The problem exists because the June flood damaged Alliant Energy’s aged Sixth Street Generating Station, which had produced electricity and inexpensive steam and ran it through a network of Alliant steam pipes to Quaker and Cargill and other industries near downtown, to Coe College, the city’s two hospitals and the buildings downtown.

This winter, Alliant has created a temporary setup to provide the steam, but at a price four to five times the previous price with no promise of rebuilding to prior more reasonably priced steam again.

This week, Coe College and St. Luke’s Hospital announced plans to seek federal funds to build their own steam system, and they will be in front of the City Council tonight to talk about the plan.

The two entities, though, said this week they are still open to a broader solution to the steam issue, though Pat Ball, the city’s utility director, on Tuesday forewarned the council not to expect any big news at its meeting tonight.

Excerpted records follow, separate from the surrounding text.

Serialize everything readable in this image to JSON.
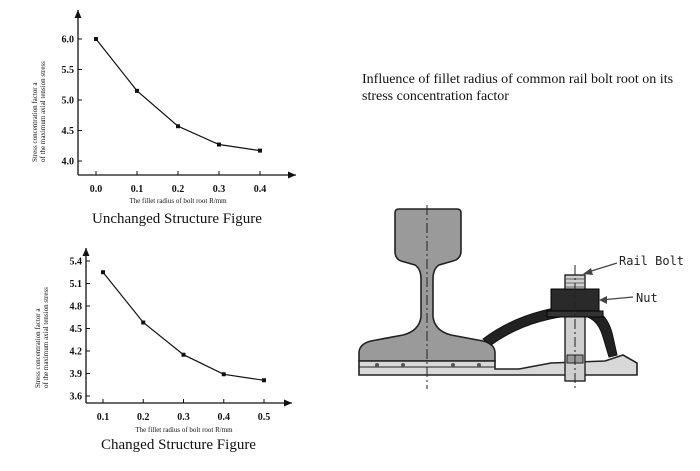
{
  "title": "Influence of fillet radius of common rail bolt root on its stress concentration factor",
  "diagram": {
    "rail_bolt_label": "Rail Bolt",
    "nut_label": "Nut"
  },
  "chart_data": [
    {
      "type": "line",
      "caption": "Unchanged Structure Figure",
      "xlabel": "The fillet radius of bolt root R/mm",
      "ylabel": [
        "Stress concentration factor a",
        "of the maximum axial tension stress"
      ],
      "x": [
        0.0,
        0.1,
        0.2,
        0.3,
        0.4
      ],
      "x_ticks": [
        "0.0",
        "0.1",
        "0.2",
        "0.3",
        "0.4"
      ],
      "y": [
        6.0,
        5.15,
        4.57,
        4.27,
        4.17
      ],
      "y_ticks": [
        "4.0",
        "4.5",
        "5.0",
        "5.5",
        "6.0"
      ],
      "xlim": [
        0.0,
        0.4
      ],
      "ylim": [
        4.0,
        6.0
      ],
      "grid": false
    },
    {
      "type": "line",
      "caption": "Changed Structure Figure",
      "xlabel": "The fillet radius of bolt root R/mm",
      "ylabel": [
        "Stress concentration factor a",
        "of the maximum axial tension stress"
      ],
      "x": [
        0.1,
        0.2,
        0.3,
        0.4,
        0.5
      ],
      "x_ticks": [
        "0.1",
        "0.2",
        "0.3",
        "0.4",
        "0.5"
      ],
      "y": [
        5.25,
        4.58,
        4.15,
        3.89,
        3.81
      ],
      "y_ticks": [
        "3.6",
        "3.9",
        "4.2",
        "4.5",
        "4.8",
        "5.1",
        "5.4"
      ],
      "xlim": [
        0.1,
        0.5
      ],
      "ylim": [
        3.6,
        5.4
      ],
      "grid": false
    }
  ]
}
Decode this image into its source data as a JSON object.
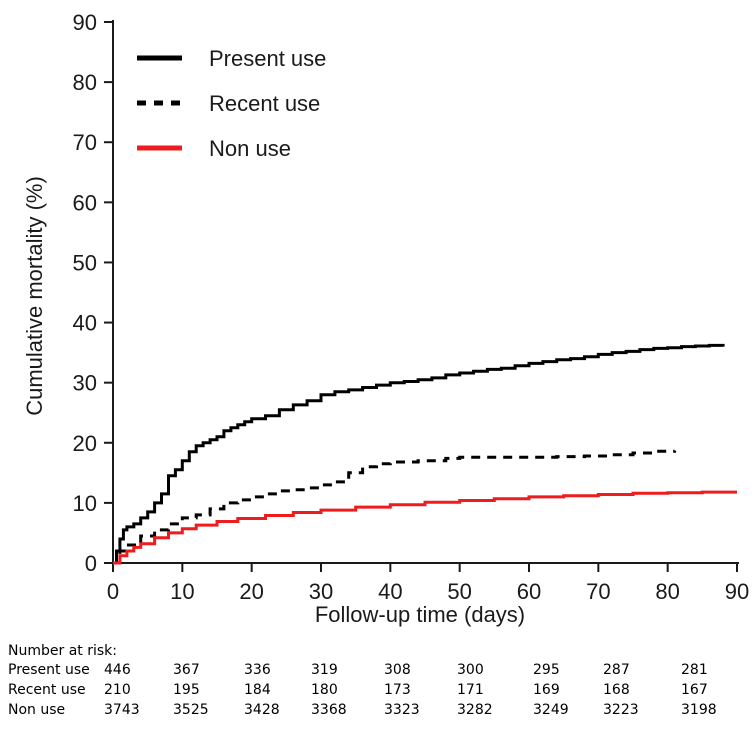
{
  "chart_data": {
    "type": "line",
    "step": true,
    "xlabel": "Follow-up time (days)",
    "ylabel": "Cumulative mortality (%)",
    "xlim": [
      0,
      90
    ],
    "ylim": [
      0,
      90
    ],
    "xticks": [
      0,
      10,
      20,
      30,
      40,
      50,
      60,
      70,
      80,
      90
    ],
    "yticks": [
      0,
      10,
      20,
      30,
      40,
      50,
      60,
      70,
      80,
      90
    ],
    "grid": false,
    "legend_position": "top-left",
    "series": [
      {
        "name": "Present use",
        "color": "#000000",
        "style": "solid",
        "x": [
          0,
          0.5,
          1,
          1.5,
          2,
          3,
          4,
          5,
          6,
          7,
          8,
          9,
          10,
          11,
          12,
          13,
          14,
          15,
          16,
          17,
          18,
          19,
          20,
          22,
          24,
          26,
          28,
          30,
          32,
          34,
          36,
          38,
          40,
          42,
          44,
          46,
          48,
          50,
          52,
          54,
          56,
          58,
          60,
          62,
          64,
          66,
          68,
          70,
          72,
          74,
          76,
          78,
          80,
          82,
          84,
          86,
          88
        ],
        "y": [
          0,
          2.0,
          4.0,
          5.5,
          6.0,
          6.5,
          7.5,
          8.5,
          10.0,
          11.5,
          14.5,
          15.5,
          17.0,
          18.5,
          19.5,
          20.0,
          20.5,
          21.0,
          22.0,
          22.5,
          23.0,
          23.5,
          24.0,
          24.5,
          25.5,
          26.3,
          27.0,
          28.0,
          28.5,
          28.8,
          29.2,
          29.6,
          30.0,
          30.2,
          30.5,
          30.8,
          31.3,
          31.6,
          31.9,
          32.2,
          32.4,
          32.8,
          33.2,
          33.5,
          33.8,
          34.0,
          34.3,
          34.7,
          35.0,
          35.2,
          35.5,
          35.7,
          35.8,
          36.0,
          36.1,
          36.2,
          36.0
        ]
      },
      {
        "name": "Recent use",
        "color": "#000000",
        "style": "dashed",
        "x": [
          0,
          1,
          2,
          4,
          6,
          8,
          10,
          12,
          14,
          16,
          18,
          20,
          22,
          24,
          26,
          28,
          30,
          32,
          34,
          36,
          38,
          40,
          44,
          48,
          50,
          56,
          60,
          64,
          68,
          72,
          75,
          78,
          81
        ],
        "y": [
          0,
          2.0,
          3.0,
          4.5,
          5.5,
          6.5,
          7.5,
          8.0,
          9.0,
          10.0,
          10.5,
          11.0,
          11.5,
          12.0,
          12.2,
          12.5,
          13.0,
          13.5,
          15.0,
          16.0,
          16.5,
          16.8,
          17.0,
          17.4,
          17.6,
          17.6,
          17.6,
          17.7,
          17.8,
          18.0,
          18.3,
          18.6,
          18.7
        ]
      },
      {
        "name": "Non use",
        "color": "#ee1c1c",
        "style": "solid",
        "x": [
          0,
          1,
          2,
          3,
          4,
          6,
          8,
          10,
          12,
          15,
          18,
          22,
          26,
          30,
          35,
          40,
          45,
          50,
          55,
          60,
          65,
          70,
          75,
          80,
          85,
          90
        ],
        "y": [
          0,
          1.2,
          2.0,
          2.6,
          3.2,
          4.2,
          5.0,
          5.7,
          6.3,
          6.9,
          7.4,
          7.9,
          8.4,
          8.8,
          9.3,
          9.7,
          10.1,
          10.4,
          10.7,
          11.0,
          11.2,
          11.4,
          11.6,
          11.7,
          11.8,
          11.8
        ]
      }
    ],
    "risk_table": {
      "title": "Number at risk:",
      "rows": [
        {
          "label": "Present use",
          "values": [
            "446",
            "367",
            "336",
            "319",
            "308",
            "300",
            "295",
            "287",
            "281"
          ]
        },
        {
          "label": "Recent use",
          "values": [
            "210",
            "195",
            "184",
            "180",
            "173",
            "171",
            "169",
            "168",
            "167"
          ]
        },
        {
          "label": "Non use",
          "values": [
            "3743",
            "3525",
            "3428",
            "3368",
            "3323",
            "3282",
            "3249",
            "3223",
            "3198"
          ]
        }
      ]
    }
  }
}
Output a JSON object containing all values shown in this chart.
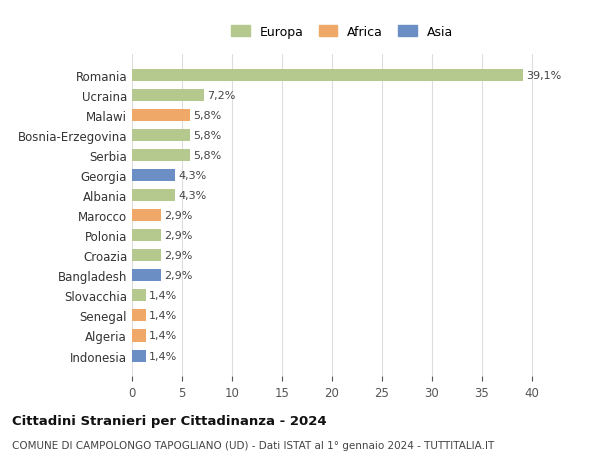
{
  "countries": [
    "Romania",
    "Ucraina",
    "Malawi",
    "Bosnia-Erzegovina",
    "Serbia",
    "Georgia",
    "Albania",
    "Marocco",
    "Polonia",
    "Croazia",
    "Bangladesh",
    "Slovacchia",
    "Senegal",
    "Algeria",
    "Indonesia"
  ],
  "values": [
    39.1,
    7.2,
    5.8,
    5.8,
    5.8,
    4.3,
    4.3,
    2.9,
    2.9,
    2.9,
    2.9,
    1.4,
    1.4,
    1.4,
    1.4
  ],
  "labels": [
    "39,1%",
    "7,2%",
    "5,8%",
    "5,8%",
    "5,8%",
    "4,3%",
    "4,3%",
    "2,9%",
    "2,9%",
    "2,9%",
    "2,9%",
    "1,4%",
    "1,4%",
    "1,4%",
    "1,4%"
  ],
  "continents": [
    "Europa",
    "Europa",
    "Africa",
    "Europa",
    "Europa",
    "Asia",
    "Europa",
    "Africa",
    "Europa",
    "Europa",
    "Asia",
    "Europa",
    "Africa",
    "Africa",
    "Asia"
  ],
  "colors": {
    "Europa": "#b5c98e",
    "Africa": "#f0a868",
    "Asia": "#6b8fc4"
  },
  "legend_colors": {
    "Europa": "#b5c98e",
    "Africa": "#f0a868",
    "Asia": "#6b8fc4"
  },
  "xlim": [
    0,
    42
  ],
  "xticks": [
    0,
    5,
    10,
    15,
    20,
    25,
    30,
    35,
    40
  ],
  "title": "Cittadini Stranieri per Cittadinanza - 2024",
  "subtitle": "COMUNE DI CAMPOLONGO TAPOGLIANO (UD) - Dati ISTAT al 1° gennaio 2024 - TUTTITALIA.IT",
  "bg_color": "#ffffff",
  "grid_color": "#dddddd",
  "bar_height": 0.6
}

An Alliant spokesman said the same.

Alliant customers Coe and St. Luke’s seek federal disaster funds for their own steam plant

In Alliant Energy, City Hall, Downtown District, Floods on January 19, 2009 at 8:02 pm

Coe College and St. Luke’s Hospital are preparing to build their own operation to produce steam now that Alliant Energy has signaled it does not plan to rebuild its flood-damaged Sixth Street Generating Plant.

 

In a memo to City Hall, Coe and St. Luke’s said they will be seeking the City Council’s backing as the two entities pursue federal funds in the $4-million range from the U.S. Department of Commerce for a replacement steam system.

 

The memo, signed by Ted Townsend, president and CEO of St. Luke’s Hospital, and James Phifer, president of Coe College, states that proposed charges to customers that Alliant said were needed to rebuild the Sixth Street Generating Plant “were not economically viable” for either Coe or the hospital.

 

Using a temporary steam setup this winter, Coe is facing energy costs of $1 million more than they had been paying a year when the Alliant plant was making electricity and also steam for the downtown and near downtown, Coe’s Phifer says.

 

St. Luke’s and Coe are among a small group of larger users of the Alliant steam operation that includes Quaker and Cargill while a larger group of smaller users in and near downtown also have depended on the cheap steam from the Alliant plant.

 

The City Council has talked for a few months now about wanting to play a role in keeping a viable steam system in place downtown even if Alliant is not involved.

 

Both Coe and St. Luke’s say they are still open to a collective solution with other partners. At the same time, they need to get something more affordable in place by next winter, the entities’ executives say in their memo to the city.